Wednesday, October 24, 2007

Mari Mengenal Allah 9: Periode Perjanjian Lama


A. Periode Perjanjian Lama

Dari masa ke masa, dalam Perjanjian Lama, para nabi juga menuliskan kata-kata, dan tulisan mereka dimasukkan ke dalam suatu dokumen. Yosua, sebagai contoh, menuliskan ketetapan bagi Israel utnuk menjaga dalam menuliskannya di dalam Kitab Hukum Allah (Yos. 24.25-26). Para nabi pertama-tama menulis, kemudian para pembaca dapat menguji apakah prediksi mereka benar, dan dengan demikian mereka dipastikan nabi yang benar atau palsu (Ul. 18.22). Mereka juga menuliskan kata-kata untuk dipelihara oleh keturunan di masa yang akan datang, dan nampaknya cara pewarisan komunikasi secara tertulis ini kemudian lebih disukai.

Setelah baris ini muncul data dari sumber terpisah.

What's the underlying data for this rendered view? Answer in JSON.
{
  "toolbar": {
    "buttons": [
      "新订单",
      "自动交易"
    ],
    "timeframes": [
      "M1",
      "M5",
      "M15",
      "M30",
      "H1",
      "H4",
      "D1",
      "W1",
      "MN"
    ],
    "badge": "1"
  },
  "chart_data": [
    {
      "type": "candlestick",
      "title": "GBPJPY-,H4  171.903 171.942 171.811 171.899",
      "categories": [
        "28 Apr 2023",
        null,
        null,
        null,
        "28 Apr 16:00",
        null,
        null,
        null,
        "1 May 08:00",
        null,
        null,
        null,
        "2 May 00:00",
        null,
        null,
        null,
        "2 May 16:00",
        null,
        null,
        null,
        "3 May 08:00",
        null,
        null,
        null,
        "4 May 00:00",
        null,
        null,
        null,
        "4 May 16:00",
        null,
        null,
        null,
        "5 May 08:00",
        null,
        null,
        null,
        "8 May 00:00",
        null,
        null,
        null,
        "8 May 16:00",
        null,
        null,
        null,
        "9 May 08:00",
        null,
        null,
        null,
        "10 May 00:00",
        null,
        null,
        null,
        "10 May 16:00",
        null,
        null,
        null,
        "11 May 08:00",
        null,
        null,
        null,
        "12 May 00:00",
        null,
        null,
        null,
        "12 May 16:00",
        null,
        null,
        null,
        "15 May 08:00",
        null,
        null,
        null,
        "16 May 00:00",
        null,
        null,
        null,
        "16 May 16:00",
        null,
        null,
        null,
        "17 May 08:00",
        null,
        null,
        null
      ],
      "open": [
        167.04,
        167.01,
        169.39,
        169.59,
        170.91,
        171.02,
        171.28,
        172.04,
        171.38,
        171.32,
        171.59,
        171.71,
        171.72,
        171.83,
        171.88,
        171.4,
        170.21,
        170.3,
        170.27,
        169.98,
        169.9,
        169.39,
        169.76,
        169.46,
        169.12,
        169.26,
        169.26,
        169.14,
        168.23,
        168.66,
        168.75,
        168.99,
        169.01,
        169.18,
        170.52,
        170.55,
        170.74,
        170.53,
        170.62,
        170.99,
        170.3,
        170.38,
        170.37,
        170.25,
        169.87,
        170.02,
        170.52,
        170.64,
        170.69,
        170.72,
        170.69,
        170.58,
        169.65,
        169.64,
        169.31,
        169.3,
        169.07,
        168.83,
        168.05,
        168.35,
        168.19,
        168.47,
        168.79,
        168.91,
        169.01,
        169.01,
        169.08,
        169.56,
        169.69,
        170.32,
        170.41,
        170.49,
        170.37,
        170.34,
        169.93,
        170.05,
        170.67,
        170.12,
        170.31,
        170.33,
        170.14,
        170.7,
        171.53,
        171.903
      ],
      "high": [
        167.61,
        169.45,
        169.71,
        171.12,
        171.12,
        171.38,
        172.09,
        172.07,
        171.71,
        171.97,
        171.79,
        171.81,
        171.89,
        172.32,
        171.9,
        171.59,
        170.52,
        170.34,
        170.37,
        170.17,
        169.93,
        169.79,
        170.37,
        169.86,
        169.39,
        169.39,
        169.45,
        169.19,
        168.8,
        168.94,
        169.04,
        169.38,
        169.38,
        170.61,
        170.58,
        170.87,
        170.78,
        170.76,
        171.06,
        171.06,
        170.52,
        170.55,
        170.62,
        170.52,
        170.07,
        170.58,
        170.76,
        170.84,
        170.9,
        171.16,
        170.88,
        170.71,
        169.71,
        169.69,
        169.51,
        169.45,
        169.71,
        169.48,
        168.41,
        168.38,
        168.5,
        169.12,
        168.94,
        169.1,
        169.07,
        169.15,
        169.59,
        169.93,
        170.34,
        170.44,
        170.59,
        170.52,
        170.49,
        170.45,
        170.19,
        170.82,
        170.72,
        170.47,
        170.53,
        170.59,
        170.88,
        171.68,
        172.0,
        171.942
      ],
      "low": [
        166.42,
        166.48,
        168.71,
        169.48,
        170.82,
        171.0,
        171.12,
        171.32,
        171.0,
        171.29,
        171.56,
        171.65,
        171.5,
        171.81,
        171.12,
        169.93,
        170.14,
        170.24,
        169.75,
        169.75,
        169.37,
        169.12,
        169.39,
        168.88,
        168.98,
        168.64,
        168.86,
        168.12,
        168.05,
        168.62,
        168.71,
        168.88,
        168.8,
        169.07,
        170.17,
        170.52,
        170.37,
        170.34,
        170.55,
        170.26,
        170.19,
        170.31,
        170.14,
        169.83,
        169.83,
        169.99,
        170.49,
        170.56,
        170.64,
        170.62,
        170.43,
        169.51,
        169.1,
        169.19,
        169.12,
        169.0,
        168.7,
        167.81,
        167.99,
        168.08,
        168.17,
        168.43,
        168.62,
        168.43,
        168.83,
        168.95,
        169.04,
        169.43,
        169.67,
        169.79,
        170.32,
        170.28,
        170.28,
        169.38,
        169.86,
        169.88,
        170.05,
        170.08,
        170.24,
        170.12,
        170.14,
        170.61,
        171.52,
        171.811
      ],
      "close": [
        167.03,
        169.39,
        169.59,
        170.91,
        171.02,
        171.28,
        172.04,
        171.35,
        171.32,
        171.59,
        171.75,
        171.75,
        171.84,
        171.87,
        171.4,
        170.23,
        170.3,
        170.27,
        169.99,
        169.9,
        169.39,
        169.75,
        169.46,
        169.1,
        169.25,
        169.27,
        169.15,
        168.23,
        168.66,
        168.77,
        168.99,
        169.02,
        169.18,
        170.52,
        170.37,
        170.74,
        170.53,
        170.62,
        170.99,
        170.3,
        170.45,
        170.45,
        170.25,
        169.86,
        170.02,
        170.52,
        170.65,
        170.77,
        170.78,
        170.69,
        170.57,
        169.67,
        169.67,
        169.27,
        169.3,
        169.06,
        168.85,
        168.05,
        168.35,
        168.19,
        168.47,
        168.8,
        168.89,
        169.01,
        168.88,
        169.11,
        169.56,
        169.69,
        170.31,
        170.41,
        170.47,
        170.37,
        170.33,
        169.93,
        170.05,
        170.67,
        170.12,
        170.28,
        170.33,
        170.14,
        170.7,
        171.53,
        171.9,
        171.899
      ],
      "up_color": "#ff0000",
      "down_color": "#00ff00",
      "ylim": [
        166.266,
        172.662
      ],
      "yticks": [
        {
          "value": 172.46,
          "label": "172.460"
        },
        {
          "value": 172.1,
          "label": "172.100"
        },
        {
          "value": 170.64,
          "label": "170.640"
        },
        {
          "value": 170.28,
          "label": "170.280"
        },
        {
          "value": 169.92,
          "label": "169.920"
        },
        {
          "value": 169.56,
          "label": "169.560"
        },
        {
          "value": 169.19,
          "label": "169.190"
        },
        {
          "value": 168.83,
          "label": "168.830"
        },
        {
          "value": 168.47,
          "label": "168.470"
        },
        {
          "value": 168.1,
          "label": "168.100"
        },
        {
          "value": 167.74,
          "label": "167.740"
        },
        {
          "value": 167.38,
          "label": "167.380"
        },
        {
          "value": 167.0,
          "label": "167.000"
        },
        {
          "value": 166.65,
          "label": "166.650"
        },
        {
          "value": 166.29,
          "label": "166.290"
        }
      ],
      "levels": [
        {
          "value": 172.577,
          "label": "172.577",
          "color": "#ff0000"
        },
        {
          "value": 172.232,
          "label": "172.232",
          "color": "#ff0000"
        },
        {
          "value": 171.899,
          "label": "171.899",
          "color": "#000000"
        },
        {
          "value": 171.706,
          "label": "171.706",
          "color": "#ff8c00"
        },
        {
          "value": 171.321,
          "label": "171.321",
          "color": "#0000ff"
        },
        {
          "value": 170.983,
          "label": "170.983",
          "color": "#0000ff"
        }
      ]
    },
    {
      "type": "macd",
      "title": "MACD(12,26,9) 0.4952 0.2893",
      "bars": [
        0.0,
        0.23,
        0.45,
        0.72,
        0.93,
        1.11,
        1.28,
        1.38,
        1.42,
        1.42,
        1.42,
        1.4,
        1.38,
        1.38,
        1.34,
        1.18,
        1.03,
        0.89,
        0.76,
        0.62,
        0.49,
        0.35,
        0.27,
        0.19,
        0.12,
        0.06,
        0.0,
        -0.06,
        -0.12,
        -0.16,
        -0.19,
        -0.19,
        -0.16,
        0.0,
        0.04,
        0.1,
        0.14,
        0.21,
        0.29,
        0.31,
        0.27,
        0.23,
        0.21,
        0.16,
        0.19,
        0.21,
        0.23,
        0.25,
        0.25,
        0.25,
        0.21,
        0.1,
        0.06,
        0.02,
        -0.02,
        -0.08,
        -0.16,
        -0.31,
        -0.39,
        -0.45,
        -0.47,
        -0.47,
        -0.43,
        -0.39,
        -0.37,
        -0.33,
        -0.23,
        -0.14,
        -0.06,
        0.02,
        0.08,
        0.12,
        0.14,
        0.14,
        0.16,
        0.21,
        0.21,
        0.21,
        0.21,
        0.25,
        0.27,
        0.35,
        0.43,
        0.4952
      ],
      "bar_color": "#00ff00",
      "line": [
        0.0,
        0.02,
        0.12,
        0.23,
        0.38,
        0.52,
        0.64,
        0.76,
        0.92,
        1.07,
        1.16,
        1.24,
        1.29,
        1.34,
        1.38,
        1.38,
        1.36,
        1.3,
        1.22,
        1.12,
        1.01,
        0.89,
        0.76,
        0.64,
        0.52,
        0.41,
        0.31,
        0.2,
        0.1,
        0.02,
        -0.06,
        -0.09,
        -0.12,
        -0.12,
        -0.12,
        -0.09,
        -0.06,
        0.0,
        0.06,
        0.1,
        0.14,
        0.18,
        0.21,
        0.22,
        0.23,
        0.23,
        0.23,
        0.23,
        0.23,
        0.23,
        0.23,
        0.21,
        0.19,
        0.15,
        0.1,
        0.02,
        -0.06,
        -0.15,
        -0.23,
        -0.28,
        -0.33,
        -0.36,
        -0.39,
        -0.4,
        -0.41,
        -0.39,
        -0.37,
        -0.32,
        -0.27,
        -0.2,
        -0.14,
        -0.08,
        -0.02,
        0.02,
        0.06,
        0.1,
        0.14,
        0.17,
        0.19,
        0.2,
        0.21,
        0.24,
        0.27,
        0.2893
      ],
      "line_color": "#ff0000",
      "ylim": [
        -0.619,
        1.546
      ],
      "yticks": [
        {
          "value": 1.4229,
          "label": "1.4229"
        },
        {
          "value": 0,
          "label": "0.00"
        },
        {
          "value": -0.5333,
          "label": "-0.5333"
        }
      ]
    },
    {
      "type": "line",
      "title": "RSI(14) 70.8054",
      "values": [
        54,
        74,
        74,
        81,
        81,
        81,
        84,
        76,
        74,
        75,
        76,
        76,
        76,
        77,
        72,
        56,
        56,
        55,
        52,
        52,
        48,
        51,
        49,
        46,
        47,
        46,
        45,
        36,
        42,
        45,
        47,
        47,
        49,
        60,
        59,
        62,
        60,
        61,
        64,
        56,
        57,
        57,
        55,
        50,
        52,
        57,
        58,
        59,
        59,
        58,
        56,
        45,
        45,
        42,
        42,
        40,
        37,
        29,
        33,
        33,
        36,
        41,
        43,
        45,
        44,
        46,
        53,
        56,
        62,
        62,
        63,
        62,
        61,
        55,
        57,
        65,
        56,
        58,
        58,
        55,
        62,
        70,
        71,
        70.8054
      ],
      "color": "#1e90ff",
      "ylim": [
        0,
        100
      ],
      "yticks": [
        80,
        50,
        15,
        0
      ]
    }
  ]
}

Pada periode Perjanjian Lama, umat Allah memuji Firman Allah. Mazmur 19.7 mengatakan, “Aku akan bersyukur kepada-Mu dengan hati jujur, apabila aku belajar hukum-hukum-Mu yang adil.” Apa yang dimaksud dengan hukum? Sesungguhnya adalah Hukum Taurat Musa yang tertulis. Perhatikan pasal terpanjang di seluruh Alkitab, yaitu Mazmur 119, Anda akan menjumpai di hampir tiap ayat hukum, ketetapan, kesaksian perkataan serta keputusan Allah dipuji. Di sini jelas sekali yang menjadi penekanan pemazmur adalah hukum Allah yang tertulis, bukan kata-kata lisan atau suara Allah secara langsung.

B. Periode Kehidupan Kristus

Orang Yahudi mengakui bahwa apa yang kita sebut sebagai Perjanjian Lama (bagi mereka “Alkitab Ibrani”) adalah Firman Allah, yaitu perjanjian kudus antara Allah dan umat-Nya. Tuhan Yesus dan para rasul-Nya pun mengakui otoritasnya. Mereka mengutip PL dengan segala perhatian dan hormat, dan secara tak langsung mengakui supremasi otoritasnya: “firman Allah” (Rm. 3.2; oracles of God), “Kitab Suci” (2Tim. 3.15), “hukum utama” (Yak. 2.8). Sewaktu melawan Iblis, Tuhan Yesus selalu mengatakan, “Ada tertulis” (Mat. 4.4, 7, 10; bdk. Luk. 4.4, 8, 10). Teolog B. B. Warfield pernah mengatakan bahwa frase sederhana, “Alkitab berkata” atau “Ada tertulis” merupakan kutipan yang dipakai dengan pengakuan akan otoritas Kitab Suci. Sehingga, “Alkitab berkata” berarti sama dengan “Allah berkata.” Kitab Suci adalah kata-kata dari Roh Kudus yang diberikan melalui para penulis manusia (Kis. 1.16).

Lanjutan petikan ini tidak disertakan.